RUSSELL: Yes, there's a division, say like in Seattle - Seattle Pride will still allow officers to participate in the parade. Salt Lake City, the police will be marching and the Des Moines police are welcome to participate in this year's Capital City Pride Parade, but it's still unknown whether officers will accept this offer. What's interesting, Niala is that the discussion about police - We're actually going back to the origins of Pride events. You remember Pride came out of the 1969 Stonewall riots also known as the Stonewall Uprising in New York. This happened after police raided a gay club and gay and transgender people fought back.
The uprising sparked what we call now the modern gay rights movement. The day after this riot or uprising members of the Black Panther Party came to join gay protests and they said, “Look, we find ourselves in solidarity with our gay and lesbian brothers and sisters who are protesting this over-policing. And it's interesting how things are coming back around.
NIALA: The bigger picture here also, Russ, is we're seeing a number of anti-LGBTQ legislation happening in various states across the country.
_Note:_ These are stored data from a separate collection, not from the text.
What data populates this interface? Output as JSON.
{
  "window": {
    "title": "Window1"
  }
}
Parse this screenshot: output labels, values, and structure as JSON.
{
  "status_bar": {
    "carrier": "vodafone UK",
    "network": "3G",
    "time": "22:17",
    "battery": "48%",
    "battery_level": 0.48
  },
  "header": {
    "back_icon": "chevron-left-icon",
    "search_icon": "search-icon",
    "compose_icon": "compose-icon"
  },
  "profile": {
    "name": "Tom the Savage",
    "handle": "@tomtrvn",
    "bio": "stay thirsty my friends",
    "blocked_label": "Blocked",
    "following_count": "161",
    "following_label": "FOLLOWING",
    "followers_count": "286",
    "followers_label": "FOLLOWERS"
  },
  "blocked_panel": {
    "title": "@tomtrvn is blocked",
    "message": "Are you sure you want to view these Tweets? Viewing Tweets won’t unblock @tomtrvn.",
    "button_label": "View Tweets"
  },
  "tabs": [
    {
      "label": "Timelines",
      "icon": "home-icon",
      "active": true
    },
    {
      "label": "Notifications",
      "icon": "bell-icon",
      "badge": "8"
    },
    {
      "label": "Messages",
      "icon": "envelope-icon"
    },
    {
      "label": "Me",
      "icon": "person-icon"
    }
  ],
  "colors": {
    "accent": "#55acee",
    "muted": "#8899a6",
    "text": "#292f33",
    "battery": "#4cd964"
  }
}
Has that also changed the tone of these events?
RUSSELL: That's right. If you remember, when the George Floyd protests were hitting the streets in the summer of 2020, many people were expressing concern that employers weren't letting workers participate in the George Floyd protests. They knew it was too political, but yet they could participate in Pride events or attend Pride events. People saw them as nonpolitical. That division is now gone. Because of these anti-trans laws that are being proposed and passed in various states, now Pride events, Pride parades are recapturing some of the political overtones. They are seen now as we're going to hold this Pride parade not just to commemorate Stonewall, but also to fight back against these anti-trans bills.
NIALA: Axios’ Russell Contreras from Albuquerque. Thanks Russ.
RUSSELL: Thanks for having me.
NIALA: Before we go today: we want to hear from teachers. Between the pandemic, school shootings and stagnant wages, how are you doing? Are you or have you considered changing careers? What support do you have…or do you need? Send me a voicememo with your response. We’ll talk about teachers on the show later this week and may use your reply.
I’m Niala Boodhoo - thanks for listening - stay safe and we’ll see you back here tomorrow morning.